There are two sides to everything, and people constantly comment upon that through comparing and contrasting. In A Tale of Two Cities, Charles Dickens enunciates the duality in France and England around the time of the French revolution. Between his articulate diction and deep characterization, it is evident that Dickens is intentional with every part of his novel so he may convey his motif of duality.

The famous opening helps construct Dickens’ central motif throughout the book. After picking up the book and reading the title, the idea of the two cities is already planted, so Dickens is able to beautifully build off of his title. He constructs a sense of duality between the two cities with anaphora that he uses to construct poetic antithesis over how, “it was the best of times, it was the worst of times, it was the age of wisdom, it was the age of foolishness,” (Dickens 3). Dickens chooses several sets of two direct opposites and frames them to show the duality of the situations in both England and France. The words he uses are simple and delicate, making what he is saying seem matter-of-fact. Throughout the rest of the book, he demonstrates how either side of each comparison may be true in either city depending upon the person.

Dickens also uses various characters to make commentary on duality. One of the characters, Mr. Jarvis Lorry, is constantly traveling between the two cities for work, and he acts as a bridge of information. He introduces a woman named Lucie Manette to her father in France, where another character named Madame Defarge is introduced as an extravagant woman with “a large hand heavily ringed,”(Dickens 23). Dickens describes Lucie as a softer character with “earnest youth and beauty,”(Dickens 48).
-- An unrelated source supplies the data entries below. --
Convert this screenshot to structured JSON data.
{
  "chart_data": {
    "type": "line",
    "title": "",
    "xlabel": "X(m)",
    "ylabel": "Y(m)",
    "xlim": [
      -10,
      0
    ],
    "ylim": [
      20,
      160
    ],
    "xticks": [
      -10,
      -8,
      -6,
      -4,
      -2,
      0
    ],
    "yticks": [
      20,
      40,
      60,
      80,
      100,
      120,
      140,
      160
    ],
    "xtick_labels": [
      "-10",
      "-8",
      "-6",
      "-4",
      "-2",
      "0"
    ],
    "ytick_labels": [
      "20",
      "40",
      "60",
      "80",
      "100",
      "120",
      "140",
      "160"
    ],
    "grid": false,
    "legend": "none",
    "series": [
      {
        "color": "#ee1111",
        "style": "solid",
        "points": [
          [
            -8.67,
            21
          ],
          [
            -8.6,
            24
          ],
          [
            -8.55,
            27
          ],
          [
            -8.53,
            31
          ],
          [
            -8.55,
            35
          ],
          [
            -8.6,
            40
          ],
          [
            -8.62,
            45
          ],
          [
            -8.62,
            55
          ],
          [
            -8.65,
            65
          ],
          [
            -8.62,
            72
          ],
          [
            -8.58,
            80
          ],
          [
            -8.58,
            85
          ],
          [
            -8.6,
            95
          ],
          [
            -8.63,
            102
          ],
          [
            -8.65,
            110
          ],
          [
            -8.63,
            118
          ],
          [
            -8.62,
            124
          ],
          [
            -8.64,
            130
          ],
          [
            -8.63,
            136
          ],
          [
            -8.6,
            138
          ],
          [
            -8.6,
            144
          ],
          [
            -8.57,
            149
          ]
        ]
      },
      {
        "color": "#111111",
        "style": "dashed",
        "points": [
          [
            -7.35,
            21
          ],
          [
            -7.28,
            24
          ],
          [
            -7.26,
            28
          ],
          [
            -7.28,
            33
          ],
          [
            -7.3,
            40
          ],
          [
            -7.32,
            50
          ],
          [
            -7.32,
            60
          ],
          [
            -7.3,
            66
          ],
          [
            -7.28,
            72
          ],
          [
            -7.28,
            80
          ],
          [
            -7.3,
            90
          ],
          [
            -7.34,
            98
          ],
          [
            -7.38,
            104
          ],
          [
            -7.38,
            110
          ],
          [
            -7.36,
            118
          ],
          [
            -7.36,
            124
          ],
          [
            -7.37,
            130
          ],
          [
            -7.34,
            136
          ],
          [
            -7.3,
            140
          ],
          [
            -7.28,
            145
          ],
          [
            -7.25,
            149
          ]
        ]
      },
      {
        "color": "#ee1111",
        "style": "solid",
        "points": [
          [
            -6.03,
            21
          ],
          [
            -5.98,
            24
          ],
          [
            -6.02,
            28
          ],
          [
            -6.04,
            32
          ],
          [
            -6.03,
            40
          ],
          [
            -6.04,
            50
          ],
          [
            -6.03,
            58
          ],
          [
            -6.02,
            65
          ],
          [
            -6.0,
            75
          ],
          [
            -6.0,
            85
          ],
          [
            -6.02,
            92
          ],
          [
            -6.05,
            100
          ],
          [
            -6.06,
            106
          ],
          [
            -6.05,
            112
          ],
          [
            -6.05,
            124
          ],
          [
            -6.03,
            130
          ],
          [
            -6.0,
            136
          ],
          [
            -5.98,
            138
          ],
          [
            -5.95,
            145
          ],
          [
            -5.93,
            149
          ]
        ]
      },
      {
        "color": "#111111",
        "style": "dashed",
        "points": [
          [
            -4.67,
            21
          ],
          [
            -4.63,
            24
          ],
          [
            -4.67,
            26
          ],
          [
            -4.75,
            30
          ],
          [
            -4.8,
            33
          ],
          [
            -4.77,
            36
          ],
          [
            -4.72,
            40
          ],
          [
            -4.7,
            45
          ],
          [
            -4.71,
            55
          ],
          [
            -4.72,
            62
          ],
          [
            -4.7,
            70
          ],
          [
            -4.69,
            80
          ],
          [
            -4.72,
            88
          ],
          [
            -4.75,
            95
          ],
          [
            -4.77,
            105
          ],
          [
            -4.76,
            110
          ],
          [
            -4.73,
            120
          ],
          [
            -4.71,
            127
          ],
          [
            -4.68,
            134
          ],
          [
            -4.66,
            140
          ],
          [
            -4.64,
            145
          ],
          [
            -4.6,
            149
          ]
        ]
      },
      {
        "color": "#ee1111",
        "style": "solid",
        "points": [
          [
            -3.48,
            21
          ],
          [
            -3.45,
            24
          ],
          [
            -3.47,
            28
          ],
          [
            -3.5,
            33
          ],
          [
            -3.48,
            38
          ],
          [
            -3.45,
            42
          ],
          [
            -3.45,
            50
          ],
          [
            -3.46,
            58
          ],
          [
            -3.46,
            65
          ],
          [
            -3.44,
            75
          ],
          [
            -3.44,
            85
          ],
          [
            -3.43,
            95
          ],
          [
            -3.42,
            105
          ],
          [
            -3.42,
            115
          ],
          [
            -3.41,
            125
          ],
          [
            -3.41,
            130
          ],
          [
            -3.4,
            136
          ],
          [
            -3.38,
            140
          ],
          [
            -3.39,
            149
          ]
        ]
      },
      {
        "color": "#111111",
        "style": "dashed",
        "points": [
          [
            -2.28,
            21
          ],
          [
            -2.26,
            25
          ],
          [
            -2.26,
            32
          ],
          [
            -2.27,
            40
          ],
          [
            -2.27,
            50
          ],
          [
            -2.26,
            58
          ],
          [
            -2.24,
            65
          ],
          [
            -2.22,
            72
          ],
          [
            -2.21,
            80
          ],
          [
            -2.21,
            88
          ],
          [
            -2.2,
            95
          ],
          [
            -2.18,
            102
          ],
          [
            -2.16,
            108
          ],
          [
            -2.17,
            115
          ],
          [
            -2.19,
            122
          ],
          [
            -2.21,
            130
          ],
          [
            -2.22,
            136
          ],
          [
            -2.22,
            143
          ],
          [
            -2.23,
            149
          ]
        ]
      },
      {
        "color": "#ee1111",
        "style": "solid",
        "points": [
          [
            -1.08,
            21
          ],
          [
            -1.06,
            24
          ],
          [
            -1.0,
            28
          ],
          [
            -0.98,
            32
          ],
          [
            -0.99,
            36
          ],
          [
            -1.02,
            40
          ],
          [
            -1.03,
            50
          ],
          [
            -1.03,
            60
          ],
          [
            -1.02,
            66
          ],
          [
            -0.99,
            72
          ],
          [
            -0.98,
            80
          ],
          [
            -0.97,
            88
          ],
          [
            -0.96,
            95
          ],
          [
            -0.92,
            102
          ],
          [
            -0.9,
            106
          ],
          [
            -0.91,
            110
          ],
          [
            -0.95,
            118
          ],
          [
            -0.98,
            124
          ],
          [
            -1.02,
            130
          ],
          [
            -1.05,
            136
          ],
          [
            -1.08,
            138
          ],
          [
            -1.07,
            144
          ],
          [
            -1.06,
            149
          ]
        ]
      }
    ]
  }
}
The two women are fairly different, each with their own challenges. Lucie must overcome her husband’s imprisonment while keeping her father from relapsing, and Madame Defarge is working to make the revolution happen in France. Both women have to deal with “wisdom… foolishness… belief… incredulity… Light… Darkness… hope… [and] despair,”(Dickens 3). Through showing the lives of these two vastly different women, Dickens demonstrates the dualities between two opposite people in two cities.

Throughout A Tale of Two Cities, Dickens works towards showing similarities and differences of life. His intentional words create a delicate tone to effortlessly prove how two feelings can radiate off of any one situation based upon a person and their circumstances.